Showing That The Infinite Series 1/n is less than 2

[jsewell94]

Homework Statement

Consider the series:
$\sum\frac{1}{n!}$, where n begins at one and grows infinitely larger (Sorry, I'm still a bit new to the equation editor on here :) )
1) Use the ratio test to prove that this series is convergent.

2) Use the comparison test to show that S < 2

3) Write down the exact value of S.


2. The attempt at a solution

The first part of this problem was rather simple.

However, parts 2 and 3 have me completely stumped. I have tried comparing $\frac{1}{n!}$ to $\frac{1}{n^2}$, but when n = 4, $\frac{1}{n!}$ becomes smaller than $\frac{1}{n^2}$. Which leads me to believe that this would be true for any series of the form $\frac{1}{n^p}$.

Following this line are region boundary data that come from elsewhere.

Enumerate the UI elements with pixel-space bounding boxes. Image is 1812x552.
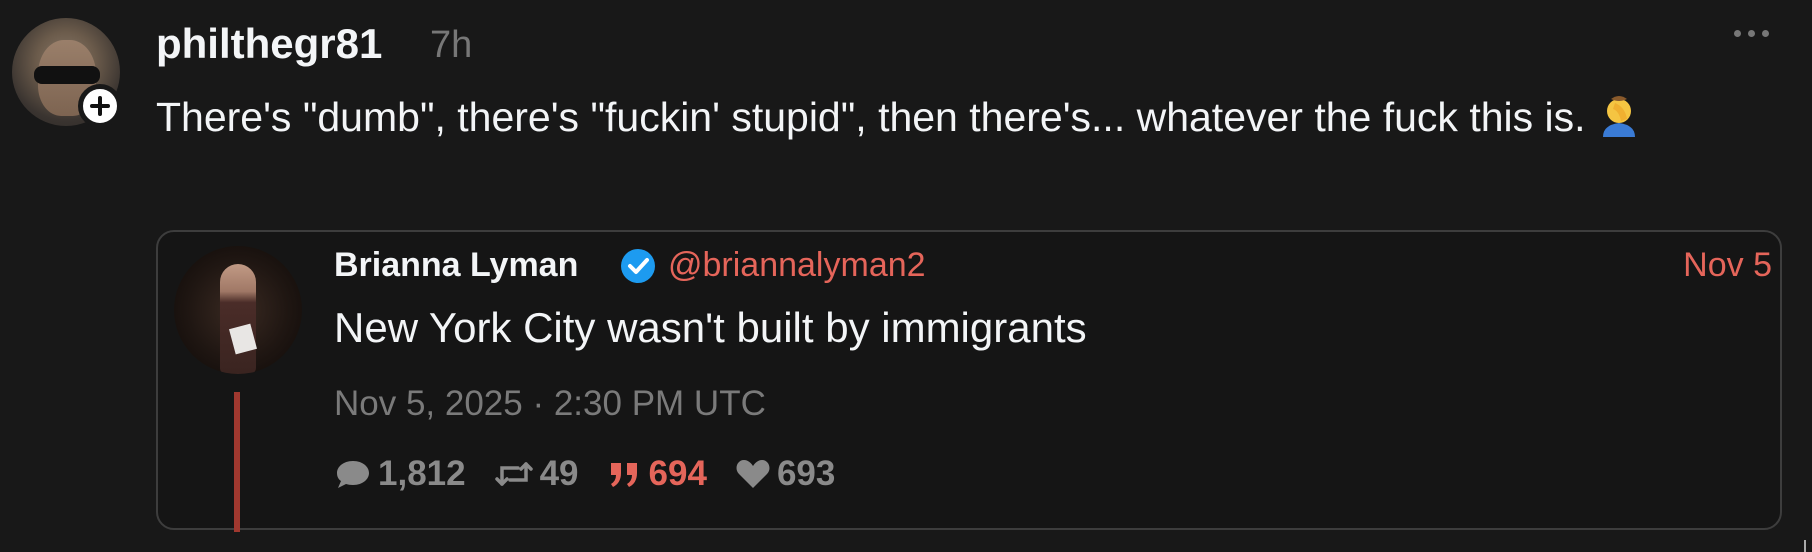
thread-line bbox=[234, 392, 240, 532]
avatar-person bbox=[220, 264, 256, 374]
reply-icon bbox=[337, 461, 369, 488]
reply-count: 1,812 bbox=[378, 454, 466, 493]
post-text: There's "dumb", there's "fuckin' stupid"… bbox=[156, 86, 1776, 148]
post-time[interactable]: 7h bbox=[430, 24, 472, 67]
repost-count: 49 bbox=[539, 454, 579, 493]
quoted-date[interactable]: Nov 5 bbox=[1683, 246, 1772, 285]
more-icon[interactable] bbox=[1734, 30, 1769, 37]
quote-count: 694 bbox=[648, 454, 707, 493]
plus-icon bbox=[90, 96, 110, 116]
username[interactable]: philthegr81 bbox=[156, 20, 382, 68]
reply-stat[interactable]: 1,812 bbox=[334, 454, 466, 494]
repost-stat[interactable]: 49 bbox=[494, 454, 579, 494]
quoted-stats: 1,812 49 694 693 bbox=[334, 454, 863, 494]
like-icon bbox=[736, 460, 770, 488]
quote-stat[interactable]: 694 bbox=[607, 454, 707, 494]
repost-icon bbox=[494, 462, 533, 486]
quoted-text: New York City wasn't built by immigrants bbox=[334, 304, 1087, 351]
avatar-glasses bbox=[34, 66, 100, 84]
quoted-post[interactable]: Brianna Lyman @briannalyman2 Nov 5 New Y… bbox=[156, 230, 1782, 532]
quoted-author-handle[interactable]: @briannalyman2 bbox=[668, 246, 926, 285]
quoted-timestamp: Nov 5, 2025 · 2:30 PM UTC bbox=[334, 384, 766, 423]
like-count: 693 bbox=[776, 454, 836, 493]
verified-icon bbox=[621, 249, 655, 283]
post-body: There's "dumb", there's "fuckin' stupid"… bbox=[156, 94, 1586, 140]
corner-mark bbox=[1804, 540, 1812, 552]
quoted-author-name[interactable]: Brianna Lyman bbox=[334, 246, 578, 285]
follow-button[interactable] bbox=[78, 84, 122, 128]
quoted-author-avatar[interactable] bbox=[174, 246, 302, 374]
quote-icon bbox=[610, 463, 637, 487]
facepalm-emoji-icon bbox=[1597, 92, 1641, 137]
like-stat[interactable]: 693 bbox=[735, 454, 835, 494]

I have also considered using a geometric series, but, again, I can't think of any that would remain less than $\frac{1}{n!}$...

So, what exactly do I compare it too? You don't have to outright give me the answer, but a nudge in the right direction would be nice. And I figure that once I get part 2, part 3 SHOULD fall into place.

Thanks guys!

 

[andrien]

well it is just e-1

 

[jsewell94]

I am aware that the answer is e-1, but I need to know how to get that. :)

 

[Dick]

I am aware that the answer is e-1, but I need to know how to get that. :)

For the comparison part here's a hint: 1/(1*2*3)<1/(1*2*2).

 

[jsewell94]

Oh, wow...I was totally making this way more difficult than it needed to be. Thanks!

 

[jsewell94]

So I managed to prove that the sum is less than 2. Now how do I go about finding the exact value of the sum?

 

[Dick]

So I managed to prove that the sum is less than 2. Now how do I go about finding the exact value of the sum?

For that one I think you need to use the power series expansion of e^x.